From an email: subject: novels
I didn't say it well, but what I was saying on novels is they are a major category to get complete understanding of (parts in relation to the whole) because they carry so much within them in terms of depiction of human nature, the ways of the world, language in all its sophistication and simplicity, much of what defines culture and civilization, including what sophisticated types consider high culture (the way the novel mirrors the fine arts in terms of schools - expressionism, realism, naturalism, impressionism for instance), and not least of all the way the novel is able to contain a real hierarchy of low to high influence - mechanical genre novels (science fiction, westerns, fantasy, romance, etc.) up to rarified literary works of higher inspiration - which enables one to really see development in understanding as one engages different works at different levels in this hierarchy (if one is able to ever discern that hierarchy to begin with).
On that last point I recently read an article on Slate written just after the death of John Updike where the writer was asking "is it OK now to stop pretending we like John Updike novels?", which was a good theme to write on, Updike being horribly overrated by the shallow northeastern literary establishment, but this writer also complained in the article that writers like Frederick Forsythe were not considered 'literary' compared to Tolstoy and Dostoevsky. It made his complaints against Updike easily mocked. It's a common instance, though, of a person who is not able to discern hierarchy of influences. He wondered why a genre novel - the Day of the Jackal, for instance - was not considered to be at the same level as War and Peace or the Brothers Karamazov.

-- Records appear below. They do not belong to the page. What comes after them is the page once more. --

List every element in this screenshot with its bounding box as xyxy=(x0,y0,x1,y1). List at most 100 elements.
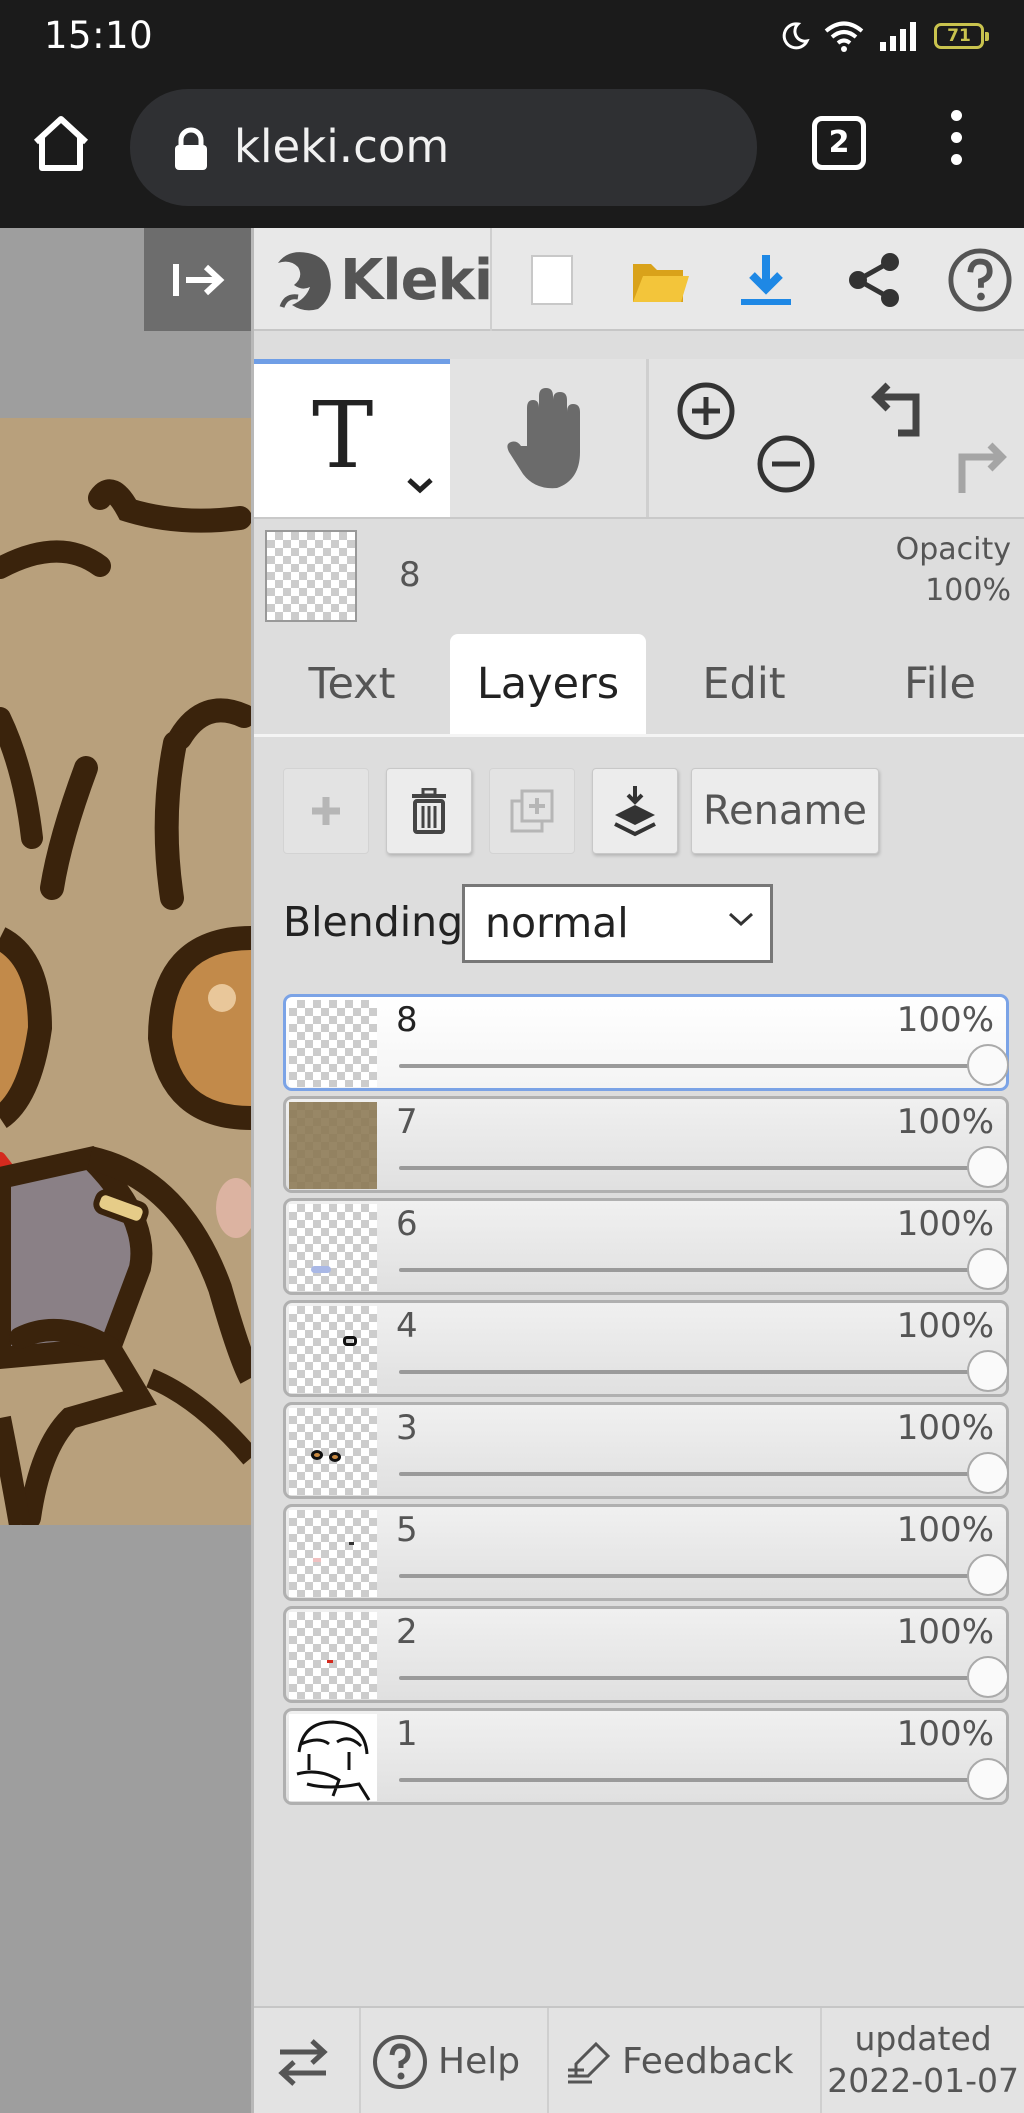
trash-icon xyxy=(412,788,446,834)
layer-opacity: 100% xyxy=(896,1000,994,1040)
app-name: Kleki xyxy=(340,247,493,313)
layer-row[interactable]: 4 100% xyxy=(283,1300,1009,1397)
layer-row[interactable]: 8 100% xyxy=(283,994,1009,1091)
redo-icon[interactable] xyxy=(950,439,1010,499)
layer-thumbnail xyxy=(289,1510,377,1597)
opacity-slider-track[interactable] xyxy=(399,1370,988,1374)
updated-label: updated xyxy=(854,2019,992,2058)
swap-side-button[interactable] xyxy=(276,2008,330,2113)
opacity-slider-track[interactable] xyxy=(399,1574,988,1578)
layer-thumbnail xyxy=(289,1000,377,1087)
layer-row[interactable]: 2 100% xyxy=(283,1606,1009,1703)
zoom-out-icon[interactable] xyxy=(756,434,816,494)
open-file-button[interactable] xyxy=(628,248,692,312)
opacity-slider-handle[interactable] xyxy=(967,1554,1009,1596)
current-layer-row: 8 Opacity 100% xyxy=(254,521,1024,622)
plus-icon xyxy=(312,797,340,825)
help-link[interactable]: Help xyxy=(372,2008,520,2113)
layer-row[interactable]: 1 100% xyxy=(283,1708,1009,1805)
browser-menu-icon[interactable] xyxy=(944,110,968,178)
layer-row[interactable]: 5 100% xyxy=(283,1504,1009,1601)
home-icon[interactable] xyxy=(30,112,92,174)
updated-info[interactable]: updated 2022-01-07 xyxy=(827,2018,1019,2102)
zoom-in-icon[interactable] xyxy=(676,381,736,441)
opacity-slider-track[interactable] xyxy=(399,1676,988,1680)
layer-name: 1 xyxy=(396,1714,418,1754)
hand-icon xyxy=(507,388,580,489)
layer-thumbnail xyxy=(289,1102,377,1189)
tab-file[interactable]: File xyxy=(842,634,1024,734)
layer-name: 5 xyxy=(396,1510,418,1550)
rename-label: Rename xyxy=(702,788,868,834)
browser-toolbar: kleki.com 2 xyxy=(0,72,1024,228)
hand-tool-button[interactable] xyxy=(450,359,646,517)
help-label: Help xyxy=(438,2041,521,2082)
delete-layer-button[interactable] xyxy=(386,768,472,854)
add-layer-button[interactable] xyxy=(283,768,369,854)
tab-text[interactable]: Text xyxy=(254,634,450,734)
opacity-slider-handle[interactable] xyxy=(967,1146,1009,1188)
tab-edit[interactable]: Edit xyxy=(646,634,842,734)
opacity-slider-handle[interactable] xyxy=(967,1656,1009,1698)
layer-thumbnail xyxy=(289,1612,377,1699)
opacity-slider-handle[interactable] xyxy=(967,1452,1009,1494)
chevron-down-icon[interactable] xyxy=(406,476,434,494)
toolbar-divider xyxy=(490,228,492,331)
status-time: 15:10 xyxy=(44,14,154,57)
address-bar[interactable]: kleki.com xyxy=(130,89,757,206)
battery-icon: 71 xyxy=(934,23,989,49)
layer-thumbnail xyxy=(289,1714,377,1801)
layer-name: 2 xyxy=(396,1612,418,1652)
current-layer-thumbnail xyxy=(265,530,357,622)
save-button[interactable] xyxy=(734,248,798,312)
kleki-logo[interactable]: Kleki xyxy=(274,242,493,318)
text-tool-button[interactable]: T xyxy=(254,359,450,517)
new-image-button[interactable] xyxy=(520,248,584,312)
feedback-link[interactable]: Feedback xyxy=(566,2008,793,2113)
layer-thumbnail xyxy=(289,1306,377,1393)
layer-row[interactable]: 6 100% xyxy=(283,1198,1009,1295)
help-icon xyxy=(373,2034,427,2089)
duplicate-icon xyxy=(510,789,554,833)
layer-thumbnail xyxy=(289,1204,377,1291)
opacity-value: 100% xyxy=(925,573,1011,608)
collapse-panel-button[interactable] xyxy=(144,228,251,331)
footer-divider xyxy=(547,2008,549,2113)
layer-row[interactable]: 3 100% xyxy=(283,1402,1009,1499)
help-button[interactable] xyxy=(948,248,1012,312)
signal-icon xyxy=(880,22,916,51)
layer-opacity: 100% xyxy=(896,1612,994,1652)
tab-layers[interactable]: Layers xyxy=(450,634,646,734)
opacity-slider-handle[interactable] xyxy=(967,1044,1009,1086)
drawing-canvas[interactable] xyxy=(0,228,251,2113)
updated-date: 2022-01-07 xyxy=(827,2061,1019,2100)
opacity-slider-track[interactable] xyxy=(399,1268,988,1272)
duplicate-layer-button[interactable] xyxy=(489,768,575,854)
blending-value: normal xyxy=(485,899,629,947)
share-button[interactable] xyxy=(842,248,906,312)
opacity-slider-track[interactable] xyxy=(399,1166,988,1170)
new-file-icon xyxy=(531,255,573,305)
opacity-slider-track[interactable] xyxy=(399,1472,988,1476)
top-toolbar: Kleki xyxy=(254,228,1024,331)
share-icon xyxy=(849,253,899,307)
merge-layer-button[interactable] xyxy=(592,768,678,854)
blending-select[interactable]: normal xyxy=(462,884,773,963)
rename-layer-button[interactable]: Rename xyxy=(691,768,879,854)
opacity-slider-handle[interactable] xyxy=(967,1350,1009,1392)
opacity-slider-track[interactable] xyxy=(399,1064,988,1068)
opacity-slider-handle[interactable] xyxy=(967,1248,1009,1290)
layer-row[interactable]: 7 100% xyxy=(283,1096,1009,1193)
current-layer-name: 8 xyxy=(399,555,421,595)
opacity-slider-track[interactable] xyxy=(399,1778,988,1782)
kleki-logo-icon xyxy=(278,252,331,311)
footer-bar: Help Feedback updated 2022-01-07 xyxy=(254,2006,1024,2113)
undo-icon[interactable] xyxy=(868,379,928,439)
opacity-slider-handle[interactable] xyxy=(967,1758,1009,1800)
feedback-label: Feedback xyxy=(622,2041,794,2082)
feedback-pen-icon xyxy=(568,2041,611,2083)
layer-opacity: 100% xyxy=(896,1714,994,1754)
tab-switcher-button[interactable]: 2 xyxy=(812,116,866,170)
canvas-artwork xyxy=(0,418,251,1525)
tool-row: T xyxy=(254,359,1024,519)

I won't write a treatise, but here's a clue - a general rule that has its exceptions - for discerning a lower level novel - like a genre novel - from a more literary novel: the lower level draws you in with little or no effort of attention on your part. The higher level requires you to bring some effort of attention to engage it. Also, at the lower level there are many works of equal worth. At the higher level the works become more rare and individual. (I mentioned the first rule has its exceptions, that's because sometimes a great novel can read much more easily than one might have expected when first encountering it, like, say, War and Peace, which was written very before-its-time cinematically, not counting the didactic material strewn throughout its massive bulk.) Of course genre novels usually have a more two-dimensional characterization and don't go very deeply into the various themes of the human condition (the crime novel genre can come closest), but mainly want to carry the reader along via plot without much aforesaid effort of attention on the part of the reader. This goes without saying. When I say a person should get a total understanding of the novel as a category I am referring to the full range, or hierarchy, of literary novels.